11年やってきたけど焦ったりせんかったし、ずっと「心込めて音楽やってったら絶対売れるから」って思ってましたから、続けていくっていうのが目標です。これがなくなってしまったら何もできなくなってしまうし、ちゃんと続けていたら、気付いたときには武道館にいると思うんです。だから今は、届けられる人にちゃんと音楽を手渡ししていくのが一番ですね。今までも「これやったらおもろいかな」っていうノリでずっとやってきたんですよね。突然BIGCATとかなんばHatchを押さえたりしたのも、どうにかなると思ってたからだし。周りの人に対しても、僕たちの勢いが刺激になったらうれしいですね。

──直近で具体的にやってみようとしていることは?

今なんばHatchで2ステージ組んでイベントをやってるんですけど、ゆくゆくは東京でも同じようなことをやってみたいです。極端な話、お客さん全員と友達になれたらいいなって思うんですよね。身内ノリって悪いイメージがあると思うんですけど、「いっそジャパニーズ全員を身内にしたら、こんな楽しいノリないぞ!」って先輩が言ってて(笑)。でも僕はその考え方に感銘を受けて。同じものが好きで、同じところに集まる人が隣にいるんだから、ライブハウスぐらいはそうなってもいいんじゃないかな。

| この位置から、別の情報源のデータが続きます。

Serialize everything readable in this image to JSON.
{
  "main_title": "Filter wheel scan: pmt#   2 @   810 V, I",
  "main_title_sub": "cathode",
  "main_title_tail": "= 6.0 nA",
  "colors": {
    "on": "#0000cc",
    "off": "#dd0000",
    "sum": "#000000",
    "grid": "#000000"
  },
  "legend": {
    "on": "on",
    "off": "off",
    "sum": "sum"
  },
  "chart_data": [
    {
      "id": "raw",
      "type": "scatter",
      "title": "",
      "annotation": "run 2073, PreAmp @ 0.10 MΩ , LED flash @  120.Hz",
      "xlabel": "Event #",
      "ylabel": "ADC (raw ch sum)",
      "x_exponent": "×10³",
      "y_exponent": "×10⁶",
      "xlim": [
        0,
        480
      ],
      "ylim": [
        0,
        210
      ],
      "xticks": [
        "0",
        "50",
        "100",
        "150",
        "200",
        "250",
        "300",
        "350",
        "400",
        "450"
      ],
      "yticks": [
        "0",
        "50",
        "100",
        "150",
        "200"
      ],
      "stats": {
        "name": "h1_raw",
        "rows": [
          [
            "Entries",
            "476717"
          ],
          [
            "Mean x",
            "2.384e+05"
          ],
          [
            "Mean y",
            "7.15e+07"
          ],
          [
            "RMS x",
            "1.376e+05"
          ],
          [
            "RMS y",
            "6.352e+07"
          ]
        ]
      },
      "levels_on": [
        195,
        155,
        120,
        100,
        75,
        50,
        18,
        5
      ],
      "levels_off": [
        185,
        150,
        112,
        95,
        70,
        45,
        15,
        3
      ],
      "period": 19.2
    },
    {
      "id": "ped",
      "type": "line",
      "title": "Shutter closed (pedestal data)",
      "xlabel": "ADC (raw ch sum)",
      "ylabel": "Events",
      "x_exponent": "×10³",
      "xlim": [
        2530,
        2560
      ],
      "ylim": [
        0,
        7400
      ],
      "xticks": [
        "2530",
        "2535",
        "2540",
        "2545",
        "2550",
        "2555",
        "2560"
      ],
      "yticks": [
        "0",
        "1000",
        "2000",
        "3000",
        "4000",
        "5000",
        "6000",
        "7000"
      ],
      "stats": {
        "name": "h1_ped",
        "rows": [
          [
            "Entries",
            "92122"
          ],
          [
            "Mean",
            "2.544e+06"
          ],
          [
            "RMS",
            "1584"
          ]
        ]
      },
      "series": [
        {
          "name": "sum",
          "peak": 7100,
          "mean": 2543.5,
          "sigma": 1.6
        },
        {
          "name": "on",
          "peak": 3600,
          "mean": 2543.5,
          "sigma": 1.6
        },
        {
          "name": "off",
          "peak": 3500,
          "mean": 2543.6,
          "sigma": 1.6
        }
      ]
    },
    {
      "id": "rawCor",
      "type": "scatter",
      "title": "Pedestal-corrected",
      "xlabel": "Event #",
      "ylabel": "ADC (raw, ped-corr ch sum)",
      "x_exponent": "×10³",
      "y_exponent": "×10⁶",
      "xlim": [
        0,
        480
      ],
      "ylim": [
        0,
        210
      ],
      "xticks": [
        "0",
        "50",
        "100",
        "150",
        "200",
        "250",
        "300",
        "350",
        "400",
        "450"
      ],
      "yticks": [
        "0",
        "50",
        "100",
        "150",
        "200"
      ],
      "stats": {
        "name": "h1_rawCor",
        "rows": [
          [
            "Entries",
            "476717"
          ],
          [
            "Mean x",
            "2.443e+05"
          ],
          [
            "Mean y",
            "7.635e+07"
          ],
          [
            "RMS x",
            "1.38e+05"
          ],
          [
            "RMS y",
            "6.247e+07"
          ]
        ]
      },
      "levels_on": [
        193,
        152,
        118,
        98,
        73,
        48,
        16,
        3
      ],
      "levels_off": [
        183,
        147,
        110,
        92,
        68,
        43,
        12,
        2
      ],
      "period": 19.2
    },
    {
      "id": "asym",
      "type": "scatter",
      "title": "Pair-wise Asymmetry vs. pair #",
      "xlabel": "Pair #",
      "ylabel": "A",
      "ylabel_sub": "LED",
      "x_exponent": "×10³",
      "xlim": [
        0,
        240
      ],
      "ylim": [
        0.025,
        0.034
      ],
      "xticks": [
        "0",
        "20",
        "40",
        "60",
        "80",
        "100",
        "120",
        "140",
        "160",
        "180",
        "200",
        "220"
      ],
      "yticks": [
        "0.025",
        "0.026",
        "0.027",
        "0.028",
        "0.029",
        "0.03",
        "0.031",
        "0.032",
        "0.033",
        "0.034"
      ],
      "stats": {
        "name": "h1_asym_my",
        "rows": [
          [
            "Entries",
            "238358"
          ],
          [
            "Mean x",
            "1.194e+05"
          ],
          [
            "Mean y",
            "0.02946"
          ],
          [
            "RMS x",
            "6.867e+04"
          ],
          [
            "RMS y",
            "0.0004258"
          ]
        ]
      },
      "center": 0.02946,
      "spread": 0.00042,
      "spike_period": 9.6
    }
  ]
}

──もしラックライフ主催で大規模なフェスをやったら、すごく平和な雰囲気になりそうですね。

はははは!(笑) そういうのやってみたいですね!

ラックライフ メジャーデビューシングル「名前を呼ぶよ」レコ発ツアー

2016年6月24日(金)
東京都 Shibuya eggman
2016年7月2日(土)
愛知県 CLUB ROCK'N'ROLL
2016年7月9日(土)
大阪府 OSAKA MUSE

※各公演ゲストの出演あり。

ラックライフ

2005年に高校の同級生であったPON(Vo, G)、イコマ(G, Cho)、たく(B)、LOVE大石(Dr)の4名で前身バンドを結成し、大阪・北摂を中心に活動を開始。2008年「ラックライフ」に改名し、全国でのライブ活動を積極的に行った。2010年からは自主企画「GOOD LUCK」もスタートさせ、現在までに30回以上実施している。2013年に事務所内のインディーズレーベル・I WILL MUSICに所属し、2014年5月にシングル「ハルカヒカリ」を発売。2015年8月リリースのシングル「変わらない空」の表題曲はテレビアニメ「純情ロマンチカ3」のエンディング主題歌に使用された。2016年1月にはランティスからメジャーデビューすることを発表。5月に同レーベル所属後初のシングル「名前を呼ぶよ」をリリースした。